Popular EHR systems like Epic, Cerner, and Athenahealth all have built-in templates to streamline writing SOAP notes. If you’re transitioning to digital, take the time to learn your system’s shortcuts—it will save you hours in the long run.
Frequently Asked Questions
1. How long should SOAP notes be?
As long as necessary, but as short as possible. The goal is to be comprehensive yet concise. A follow-up visit for a minor issue might only be a few lines in each section, while a complex new patient visit will be much longer.
2. Can I use abbreviations?
Yes, but only use standard, universally accepted medical abbreviations or those specifically approved by your institution to avoid confusion and potential errors.
3. How long should I keep SOAP notes?
This varies by state law and facility policy, but medical records are typically kept for a minimum of 7-10 years after the last date of service for adults. Check your specific state and federal guidelines for exact requirements.
4. What if I make a mistake?
If you’re using paper, draw a single line through the error, write “error,” and initial and date it. Never use white-out. In an EHR, there will be a specific process for creating an addendum to correct the record while preserving the original entry.

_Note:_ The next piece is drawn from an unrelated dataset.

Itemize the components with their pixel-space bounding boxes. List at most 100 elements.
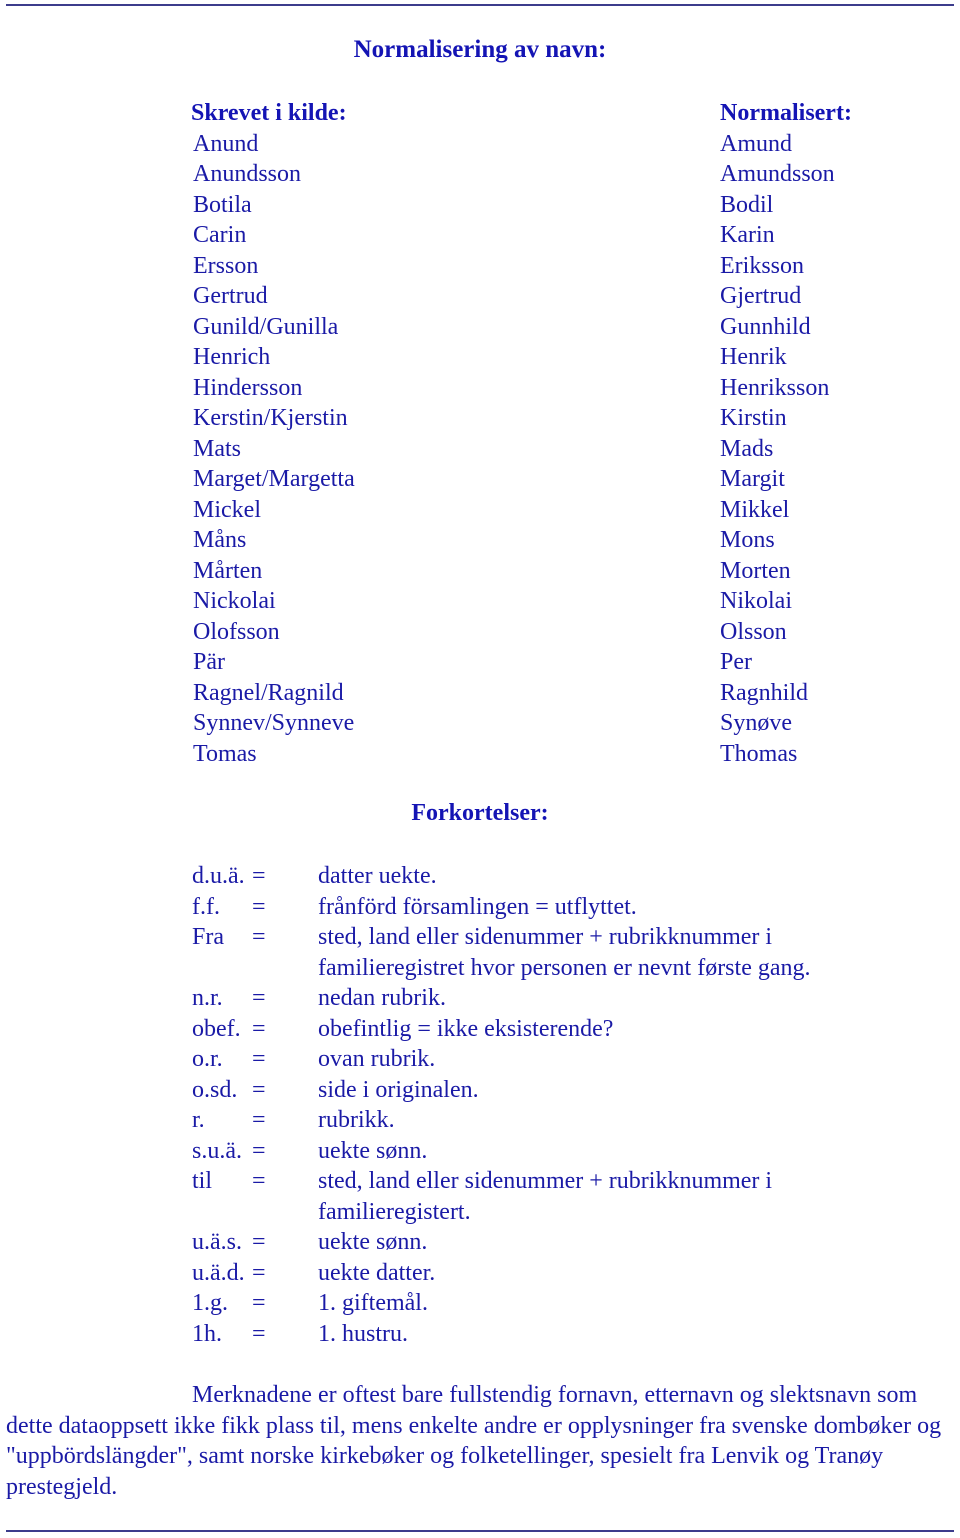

Conclusion: Mastering SOAP Notes for Better Patient Care
SOAP notes are more than just a requirement; they are a narrative of your patient’s health and a testament to your clinical diligence. By mastering this simple yet powerful structure, you enhance communication, protect yourself legally, and most importantly, contribute to better outcomes for the people you care for.
Like any skill, writing excellent patient documentation takes practice. So embrace the structure, be deliberate in your writing, and watch as it transforms your clinical workflow and sharpens your diagnostic mind.
For further learning, consider checking out resources from your specific professional organization, such as the American Medical Association (AMA) or the American Physical Therapy Association (APTA).